Dell has upgraded its PowerStore midrange block (and file) access storage arrays with Intel Xeon central processing units (CPUs) to give a claimed performance boost of 66% over the previous version. Meanwhile, one model in the new PowerStore Prime range also offers high-capacity QLC drives for read-heavy workloads.

In addition, Dell CEO Michael Dell hinted at a forthcoming performance acceleration upgrade aimed at artificial intelligence (AI) workloads for the company’s PowerScale scale-out NAS family.

“PowerStore is our array family that has seen the quickest success,” Travis Vigil, the firm’s senior vice-president for portfolio and products, told Computer Weekly’s French sister site, LeMagIT, at Dell World 2024. “Since launch in 2020, we’ve sold into more than 10,000 enterprises. Now, we’re launching this latest evolution, and it’s the most important since the creation of the family, PowerStore Prime.”

PowerStore are mid-range storage arrays, which are the most commonly used in storage area network (SAN) block access mode for SQL databases, to host VM disk images, or as network-attached storage (NAS) filers accessed via network file system (NFS), server message block (SMB) or S3.

There are five models in the PowerStore Prime catalogue, all 2U, with capacity for 24 NVMe drives and 24 Ethernet ports or 16 Fibre Channel ports. Arrays start at the 500T with two Xeon CPUs and 24 cores, and go via the 1200T, 3200T and 5200T to the 9200T with four CPUs and 112 cores.

PowerStore Prime arrays can support up to 96 SSDs with the addition of three 2U shelves that each hold 24 SSDs. The 3200T can come with high-density QLC dives, and in that case is dubbed the 3200Q.

“I can’t say how much more economical the 3200Q will be compared with the 3200T,” said Vigil. “It acts as a more flexible array where you can add SSDs one by one, and not four or eight at a time.”

More usable for the same raw capacity

Default drive type is triple-level cell and with a capacity of 15.36TB. A PowerStore Prime array with a full complement of disks offers 1.47PB of raw capacity. Thanks to the new version – 4.0 – of PowerStore OS, compression is at a ratio of 5:1 and can achieve 5.9PB.

Four active-active pairs of PowerStore Prime array controllers can be clustered to achieve capacity of 23.6PB.

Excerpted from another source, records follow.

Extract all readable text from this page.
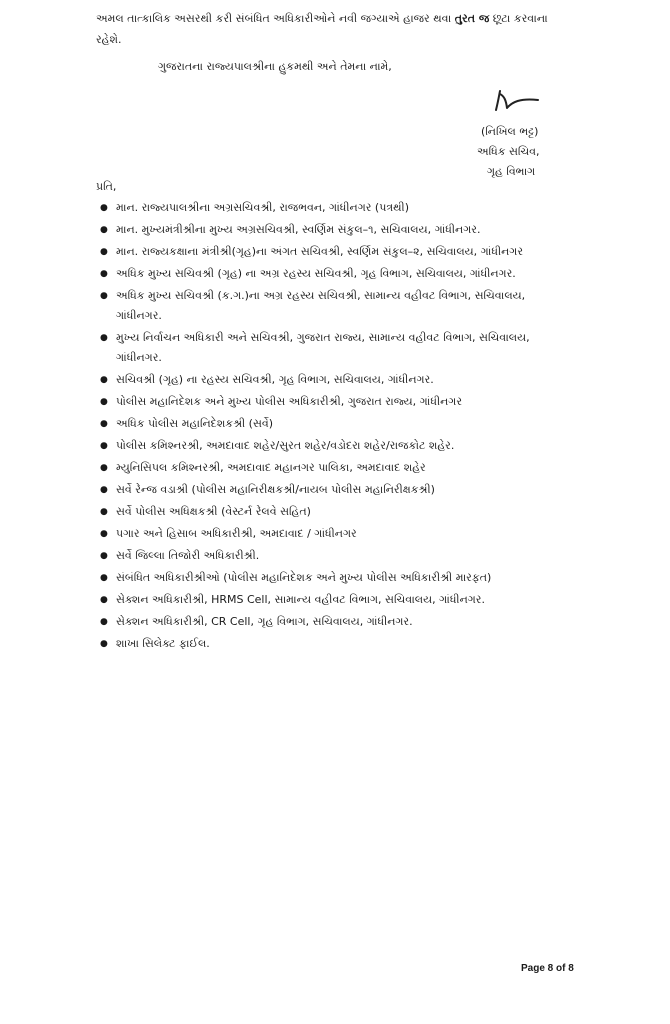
અમલ તાત્કાલિક અસરથી કરી સંબંધિત અધિકારીઓને નવી જગ્યાએ હાજર થવા તુરત જ છૂટા કરવાના રહેશે.
ગુજરાતના રાજ્યપાલશ્રીના હુકમથી અને તેમના નામે,
(નિખિલ ભટ્ટ)
અધિક સચિવ,
ગૃહ વિભાગ
પ્રતિ,
● માન. રાજ્યપાલશ્રીના અગ્રસચિવશ્રી, રાજભવન, ગાંધીનગર (પત્રથી)
● માન. મુખ્યમંત્રીશ્રીના મુખ્ય અગ્રસચિવશ્રી, સ્વર્ણિમ સંકુલ–૧, સચિવાલય, ગાંધીનગર.
● માન. રાજ્યકક્ષાના મંત્રીશ્રી(ગૃહ)ના અંગત સચિવશ્રી, સ્વર્ણિમ સંકુલ–૨, સચિવાલય, ગાંધીનગર
● અધિક મુખ્ય સચિવશ્રી (ગૃહ) ના અગ્ર રહસ્ય સચિવશ્રી, ગૃહ વિભાગ, સચિવાલય, ગાંધીનગર.
● અધિક મુખ્ય સચિવશ્રી (ક.ગ.)ના અગ્ર રહસ્ય સચિવશ્રી, સામાન્ય વહીવટ વિભાગ, સચિવાલય, ગાંધીનગર.
● મુખ્ય નિર્વાચન અધિકારી અને સચિવશ્રી, ગુજરાત રાજ્ય, સામાન્ય વહીવટ વિભાગ, સચિવાલય, ગાંધીનગર.
● સચિવશ્રી (ગૃહ) ના રહસ્ય સચિવશ્રી, ગૃહ વિભાગ, સચિવાલય, ગાંધીનગર.
● પોલીસ મહાનિદેશક અને મુખ્ય પોલીસ અધિકારીશ્રી, ગુજરાત રાજ્ય, ગાંધીનગર
● અધિક પોલીસ મહાનિદેશકશ્રી (સર્વે)
● પોલીસ કમિશ્નરશ્રી, અમદાવાદ શહેર/સુરત શહેર/વડોદરા શહેર/રાજકોટ શહેર.
● મ્યુનિસિપલ કમિશ્નરશ્રી, અમદાવાદ મહાનગર પાલિકા, અમદાવાદ શહેર
● સર્વે રેન્જ વડાશ્રી (પોલીસ મહાનિરીક્ષકશ્રી/નાયબ પોલીસ મહાનિરીક્ષકશ્રી)
● સર્વે પોલીસ અધિક્ષકશ્રી (વેસ્ટર્ન રેલવે સહિત)
● પગાર અને હિસાબ અધિકારીશ્રી, અમદાવાદ / ગાંધીનગર
● સર્વે જિલ્લા તિજોરી અધિકારીશ્રી.
● સંબંધિત અધિકારીશ્રીઓ (પોલીસ મહાનિદેશક અને મુખ્ય પોલીસ અધિકારીશ્રી મારફત)
● સેક્શન અધિકારીશ્રી, HRMS Cell, સામાન્ય વહીવટ વિભાગ, સચિવાલય, ગાંધીનગર.
● સેક્શન અધિકારીશ્રી, CR Cell, ગૃહ વિભાગ, સચિવાલય, ગાંધીનગર.
● શાખા સિલેક્ટ ફાઈલ.
Page 8 of 8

“We could have announced configuration with SSDs of 30TB or 61TB like we have with PowerScale this week,” said Vigil. “However, we think that it’s not very useful here. PowerStore is principally used in block mode for transactional or virtual disk data which come in sizes and quantities smaller than file data stored on NAS. So, it was important to prioritise the price.”

Dell claims the new generation of Intel Xeon CPUs used are 66% more performant than those in the previous iteration of PowerStore.

Meanwhile, its compression functionality makes more data available on cache, with the same access time from SSD, and so gives PowerStore OS 4.0 a 30% speed advantage over version 3.6. Also claimed is 28% less energy consumed per TB stored. 

Enhanced functionality via cloud and AI

PowerStore 4.0 provides replication to the same cluster or to remote site, configurable in six mouse clicks, and can be set to automatically failover in case of an array outage.

It has a new admin console, PowerStore AIOps, that’s accessible from any device, including tablet and smartphone. It uses generative AI to observe traffic across the arrays, and produce activity reports, security alerts and recommendations.

PowerStore AIOps is derived from the Apex AIOps Infrastructure Observability software-as-a-service console. In this latest version, an admin can ask for diagnostics via a chatbot using natural language.